A recente descoberta de uma nova reserva de lítio na China, anunciada pelo Serviço Geológico do país, pode elevar a participação chinesa nas reservas globais de 6% para 16,5%. Com estimativas entre 6,5 e 30 milhões de toneladas, a China se tornaria o segundo maior detentor de lítio. No entanto, a Bolívia ainda lidera o ranking com 23 milhões de toneladas, seguida pela Argentina (22 milhões) e Chile (11 milhões), de acordo com o United States Geological Survey (2024).
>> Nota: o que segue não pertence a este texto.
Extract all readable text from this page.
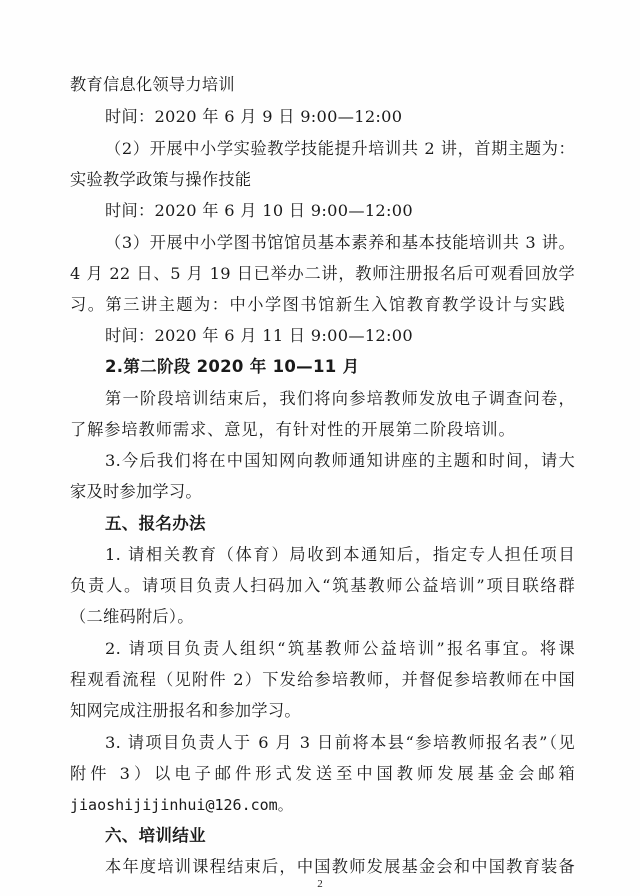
教育信息化领导力培训
时间：2020 年 6 月 9 日 9:00—12:00
（2）开展中小学实验教学技能提升培训共 2 讲，首期主题为：
实验教学政策与操作技能
时间：2020 年 6 月 10 日 9:00—12:00
（3）开展中小学图书馆馆员基本素养和基本技能培训共 3 讲。
4 月 22 日、5 月 19 日已举办二讲，教师注册报名后可观看回放学
习。第三讲主题为：中小学图书馆新生入馆教育教学设计与实践
时间：2020 年 6 月 11 日 9:00—12:00
2.第二阶段 2020 年 10—11 月
第一阶段培训结束后，我们将向参培教师发放电子调查问卷，
了解参培教师需求、意见，有针对性的开展第二阶段培训。
3.今后我们将在中国知网向教师通知讲座的主题和时间，请大
家及时参加学习。
五、报名办法
1. 请相关教育（体育）局收到本通知后，指定专人担任项目
负责人。请项目负责人扫码加入“筑基教师公益培训”项目联络群
（二维码附后）。
2. 请项目负责人组织“筑基教师公益培训”报名事宜。将课
程观看流程（见附件 2）下发给参培教师，并督促参培教师在中国
知网完成注册报名和参加学习。
3. 请项目负责人于 6 月 3 日前将本县“参培教师报名表”（见
附件 3）以电子邮件形式发送至中国教师发展基金会邮箱
jiaoshijijinhui@126.com。
六、培训结业
本年度培训课程结束后，中国教师发展基金会和中国教育装备
2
Esses números podem variar conforme novas descobertas são feitas e as metodologias de estimativa são aprimoradas.
Para entender o impacto dessa descoberta e o papel do Brasil no setor, o Portal Vermelho entrevistou a professora Ana Carolina Russo, do Departamento de Engenharia de Minas e de Petróleo da Escola Politécnica da Universidade de São Paulo (USP).
A descoberta reforça a importância do lítio como recurso estratégico na transição energética, especialmente para a produção de baterias de veículos elétricos e armazenamento de energia renovável. O lítio pode substituir o petróleo como principal fonte de riqueza natural?
“O lítio tem sido frequentemente comparado ao petróleo por sua importância na transição energética. Mas sua exploração depende de fatores como viabilidade econômica, infraestrutura e políticas regulatórias”, explica a professora Ana Carolina.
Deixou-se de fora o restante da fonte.